PMN de São Caetano está desativado desde dezembro

Vinicius Gorczeski
do Diário do Grande ABC

04/05/2012 | 00:09


Pré-candidato ao Palácio da Cerâmica Paulo Pinheiro (PMDB) anunciou que teria apoio de duas siglas na corrida eleitoral. Mas uma delas, o PMN, não existe em São Caetano. Por dois motivos. O principal deles é que, em certidão da Justiça Eleitoral, o diretório está inativo desde dezembro, inviabilizando adesão ao médico. O outro fator envolve a falta de musculatura política na cidade: nanica, a sigla somou 37 votos na eleição de 2008.

Na certidão obtida no TSE (Tribunal Superior Eleitoral), a executiva municipal era composta por Marco Antonio Pinton (presidente), Gilmar Donizete Canteras (tesoureiro) e Carlos Henrique Raimo (secretário).

Para avalizar a existência em São Caetano, o partido registrou no tribunal endereço de fachada. A equipe do Diário visitou por duas vezes a casa, ontem, onde supostamente funcionava o diretório, em rua residencial do bairro Barcelona.

Pela manhã, após uma hora de espera, ninguém foi visto saindo ou entrando no sobrado, com obras inacabadas e aspecto de abandono. Ao fim da tarde, vizinhos informaram que o empreendimento está incompleto há três anos. É raro aparecer alguém ali.

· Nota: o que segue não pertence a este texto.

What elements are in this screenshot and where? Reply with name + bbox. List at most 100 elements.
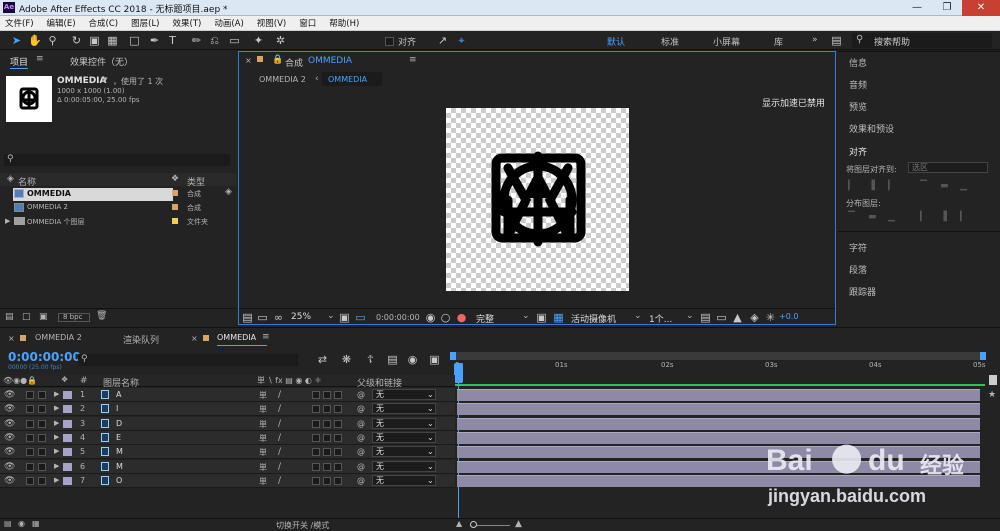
visibility-eye-icon[interactable]: 👁 [4,390,15,400]
shy-switch-icon[interactable]: 単 [259,390,267,401]
layer-duration-bar[interactable] [457,403,980,416]
timeline-tab[interactable]: OMMEDIA 2 [35,333,82,342]
workspace-library[interactable]: 库 [774,35,783,48]
shy-switch-icon[interactable]: 単 [259,433,267,444]
rectangle-tool-icon[interactable]: □ [128,34,141,47]
motion-blur-toggle[interactable] [312,476,320,485]
3d-layer-toggle[interactable] [334,419,342,428]
expand-arrow-icon[interactable]: ▶ [54,433,59,441]
monitor-icon[interactable]: ▭ [256,311,269,324]
visibility-eye-icon[interactable]: 👁 [4,447,15,457]
selection-tool-icon[interactable]: ➤ [10,34,23,47]
solo-toggle[interactable] [26,419,34,428]
panel-paragraph[interactable]: 段落 [849,263,867,276]
frame-blending-icon[interactable]: ▤ [386,353,399,366]
fit-icon[interactable]: ▣ [338,311,351,324]
visibility-eye-icon[interactable]: 👁 [4,462,15,472]
timeline-icon[interactable]: ▲ [731,311,744,324]
motion-blur-toggle[interactable] [312,405,320,414]
3d-layer-toggle[interactable] [334,476,342,485]
more-workspaces-icon[interactable]: » [812,35,818,45]
workspace-small-screen[interactable]: 小屏幕 [713,35,740,48]
bpc-button[interactable]: 8 bpc [58,313,90,322]
layer-row[interactable]: 👁 ▶ 2 I 単 ∕ @ 无 ⌄ [0,402,455,417]
toggle-switches-modes[interactable]: 切换开关 /模式 [276,520,329,531]
parent-select[interactable]: 无 ⌄ [372,417,436,429]
pan-behind-tool-icon[interactable]: ▦ [106,34,119,47]
new-composition-icon[interactable]: ▣ [39,312,48,322]
expand-arrow-icon[interactable]: ▶ [5,217,10,225]
quality-switch-icon[interactable]: ∕ [278,433,281,443]
align-left-icon[interactable]: ▎ [848,181,855,191]
parent-select[interactable]: 无 ⌄ [372,460,436,472]
distribute-bottom-icon[interactable]: ▁ [888,212,895,222]
adjustment-toggle[interactable] [323,391,331,399]
pick-whip-icon[interactable]: @ [357,476,365,485]
expand-arrow-icon[interactable]: ▶ [54,476,59,484]
panel-character[interactable]: 字符 [849,241,867,254]
snap-option-icon[interactable]: ↗ [436,34,449,47]
quality-switch-icon[interactable]: ∕ [278,404,281,414]
distribute-vcenter-icon[interactable]: ▬ [868,212,877,222]
help-search-box[interactable]: ⚲ 搜索帮助 [852,33,992,48]
visibility-eye-icon[interactable]: 👁 [4,419,15,429]
quality-switch-icon[interactable]: ∕ [278,390,281,400]
region-of-interest-icon[interactable]: ▣ [535,311,548,324]
camera-select[interactable]: 活动摄像机 [571,312,616,325]
exposure-value[interactable]: +0.0 [779,312,798,321]
panel-menu-icon[interactable]: ≡ [409,55,417,65]
current-time[interactable]: 0:00:00:00 [8,350,81,364]
shy-switch-icon[interactable]: 単 [259,419,267,430]
menu-composition[interactable]: 合成(C) [89,17,119,29]
snapshot-icon[interactable]: ◉ [424,311,437,324]
comp-button-icon[interactable]: ★ [988,390,996,400]
3d-layer-toggle[interactable] [334,448,342,457]
expand-arrow-icon[interactable]: ▶ [54,419,59,427]
time-zoom-thumb[interactable] [470,521,477,528]
layer-name[interactable]: E [116,433,121,442]
panel-preview[interactable]: 预览 [849,100,867,113]
align-hcenter-icon[interactable]: ▐ [868,181,875,191]
menu-window[interactable]: 窗口 [299,17,316,29]
shy-switch-icon[interactable]: 単 [259,476,267,487]
lock-toggle[interactable] [38,405,46,414]
distribute-right-icon[interactable]: ▎ [960,212,967,222]
snap-checkbox[interactable] [385,37,394,46]
adjustment-toggle[interactable] [323,448,331,457]
zoom-in-icon[interactable]: ▲ [515,519,522,529]
parent-select[interactable]: 无 ⌄ [372,431,436,443]
timeline-tab-active[interactable]: OMMEDIA [217,333,256,342]
minimize-button[interactable]: — [902,0,932,16]
motion-blur-icon[interactable]: ◉ [406,353,419,366]
panel-tracker[interactable]: 跟踪器 [849,285,876,298]
menu-edit[interactable]: 编辑(E) [47,17,76,29]
hand-tool-icon[interactable]: ✋ [28,34,42,47]
roto-brush-tool-icon[interactable]: ✦ [252,34,265,47]
new-folder-icon[interactable]: □ [22,312,31,322]
close-tab-icon[interactable]: × [245,56,252,65]
always-preview-icon[interactable]: ▤ [241,311,254,324]
flowchart-icon[interactable]: ◈ [225,187,232,197]
layer-row[interactable]: 👁 ▶ 7 O 単 ∕ @ 无 ⌄ [0,473,455,488]
safe-zones-icon[interactable]: ▭ [354,311,367,324]
3d-layer-toggle[interactable] [334,391,342,399]
delete-icon[interactable]: 🗑 [96,311,107,321]
workspace-standard[interactable]: 标准 [661,35,679,48]
project-row-name[interactable]: OMMEDIA 个图层 [27,217,84,227]
expand-arrow-icon[interactable]: ▶ [54,447,59,455]
visibility-eye-icon[interactable]: 👁 [4,433,15,443]
3d-layer-toggle[interactable] [334,405,342,414]
eraser-tool-icon[interactable]: ▭ [228,34,241,47]
layer-row[interactable]: 👁 ▶ 1 A 単 ∕ @ 无 ⌄ [0,388,455,402]
shy-switch-icon[interactable]: 単 [259,462,267,473]
distribute-left-icon[interactable]: ▎ [920,212,927,222]
layer-row[interactable]: 👁 ▶ 6 M 単 ∕ @ 无 ⌄ [0,459,455,474]
panel-audio[interactable]: 音频 [849,78,867,91]
toggle-pixel-aspect-icon[interactable]: ▤ [699,311,712,324]
menu-layer[interactable]: 图层(L) [131,17,159,29]
pick-whip-icon[interactable]: @ [357,433,365,442]
panel-menu-icon[interactable]: ≡ [262,332,270,342]
align-to-select[interactable]: 选区 [908,162,988,173]
motion-blur-toggle[interactable] [312,433,320,442]
pick-whip-icon[interactable]: @ [357,390,365,399]
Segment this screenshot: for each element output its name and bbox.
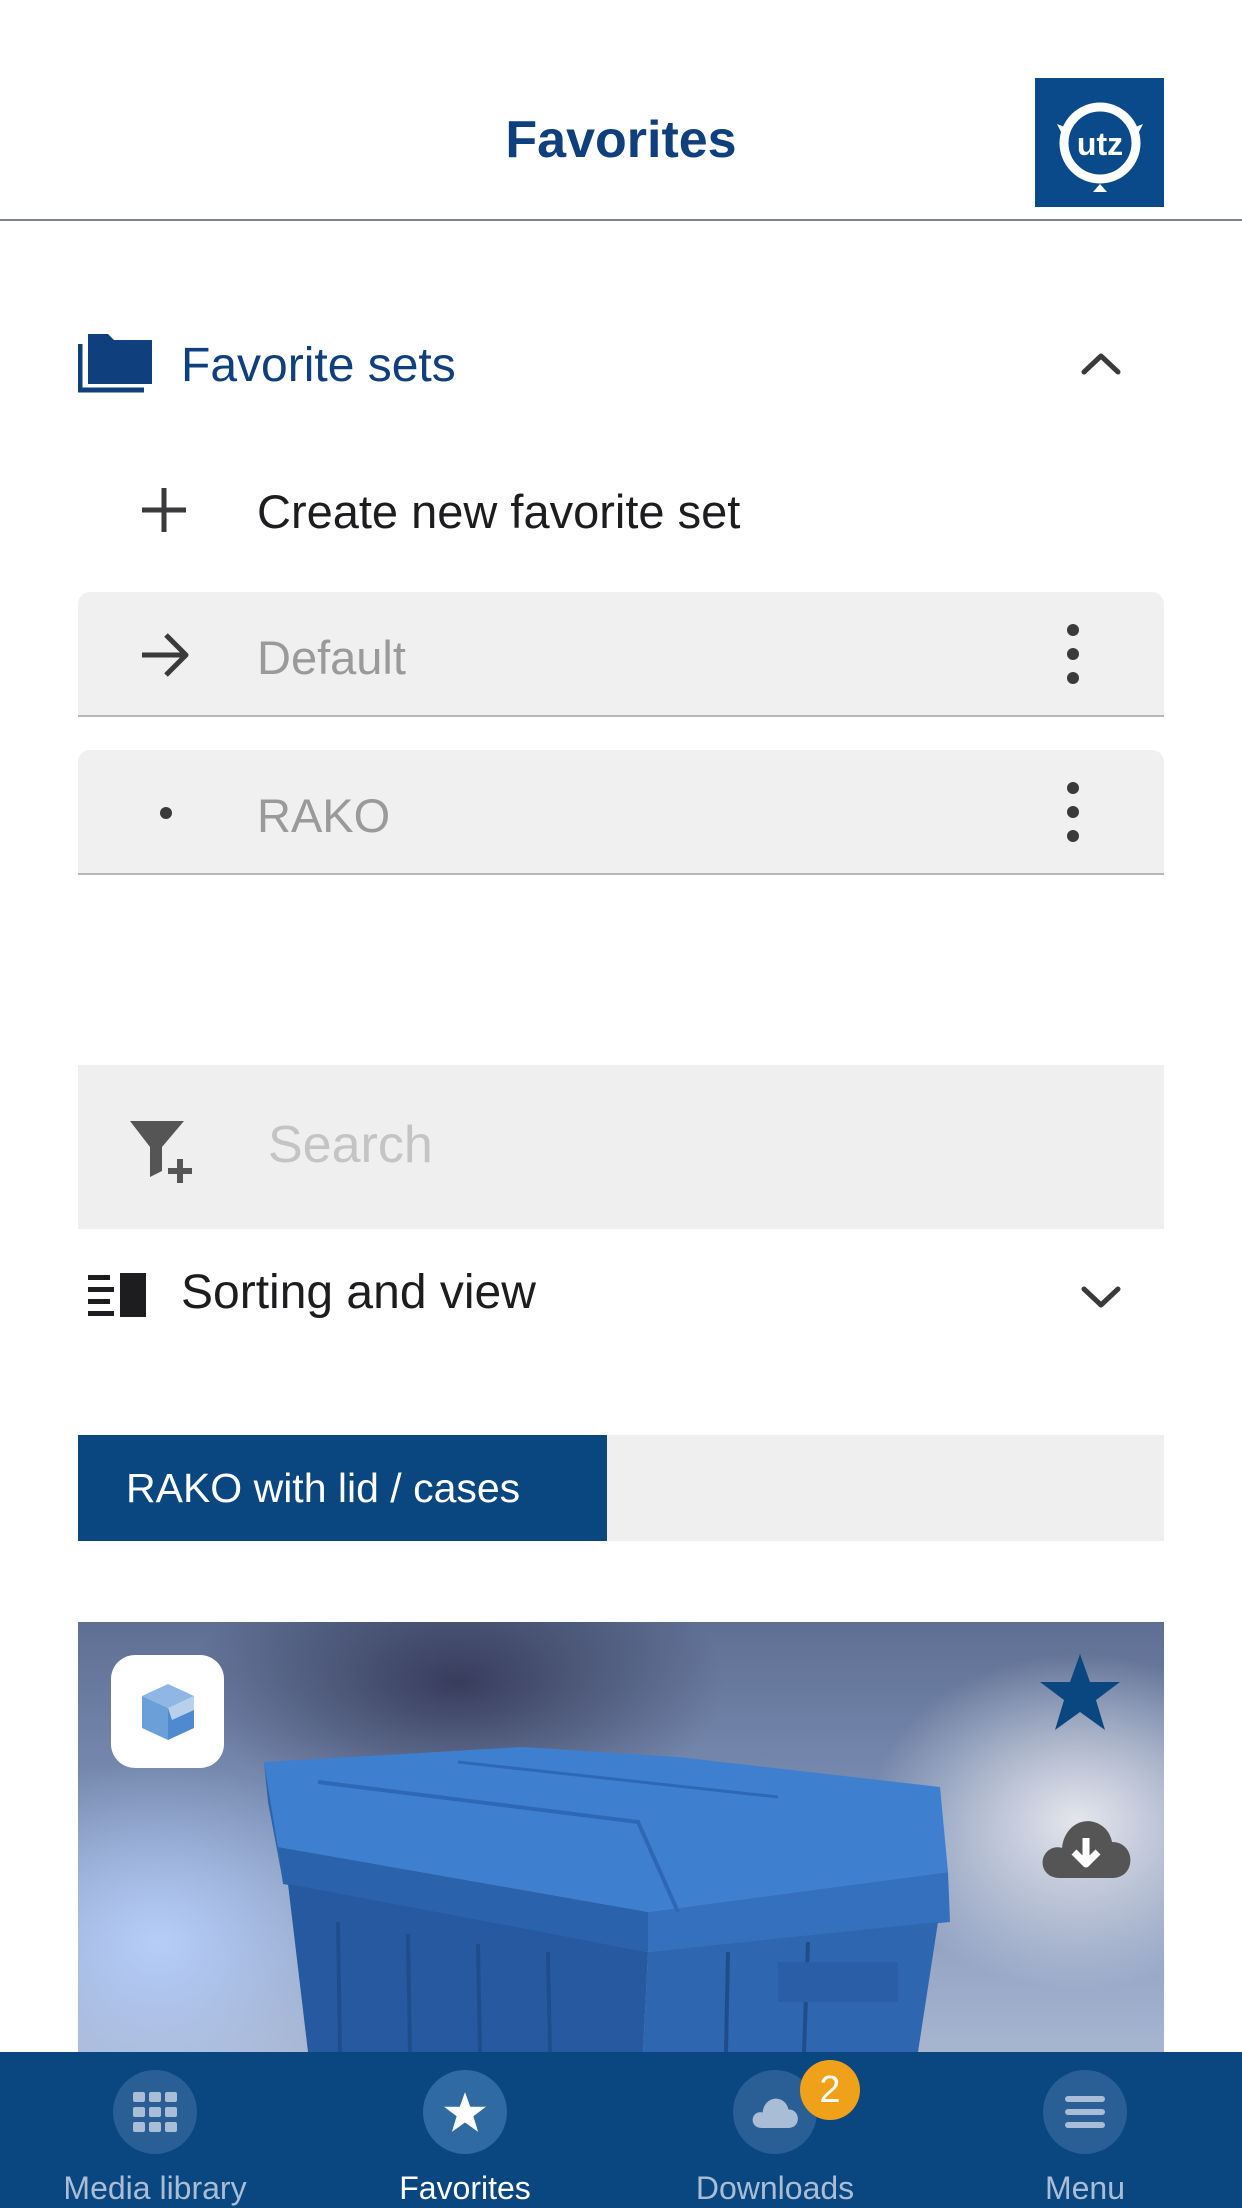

Inatividade - A executiva estadual decidiu enterrar a sigla na cidade porque seu então presidente local Marco Antonio não coletara nomes tanto para chapa proporcional quanto majoritária. É o que garante a vice-presidente do PMN no Estado, Thelma Zayra Albano dos Santos. "O estatuto do partido é claro: não entrar em processo eleitoral sem candidatura. Esse negócio de manter nome (na cidade) e negociar qualquer coisa depois (coligação com PMDB) só para ter registro não é projeto de construção do PMN."

Thelma criticou a atuação de Marco Antonio na cidade. "Falei com ele em outubro", lembrou. "Queria saber quais eram as fichas. Na época ele falou: ‘Ninguém me procurou então não filiei ninguém'. Vou manter uma coisa dessas para quê? Não adianta quebrar a cara e correr atrás agora por conta de equívoco primário. Não funciona assim."

Apesar de a Justiça Eleitoral garantir a criação de um partido local até um dia antes das convenções dessa sigla - entre 10 e 30 de junho -, o diretório estadual está avesso a qualquer hipótese de ressuscitar o PMN são-caetanense. Especialmente com o quadro político da cidade, onde Pinheiro rachou com Auricchio e virou oposição à indicada à corrida pelo Paço, Regina Maura Zetone (PTB) - à frente em pesquisa espontânea elaborada pelo Ibope e publicada ontem pelo Diário.

Thelma acrescentou que, apesar de ter apoiado o prefeito José Auricchio Júnior (PTB) em 2008, com quem tem afinidades, não envolverá o partido na briga, por acreditar que a criação municipal de uma agremiação, tal como plano de governo, leva tempo. "E isso independe de candidato A ou B."

Ela destacou que o fato prejudicou planos de expansão do PMN regional, onde tem pré-candidaturas a prefeito em Santo André e Diadema.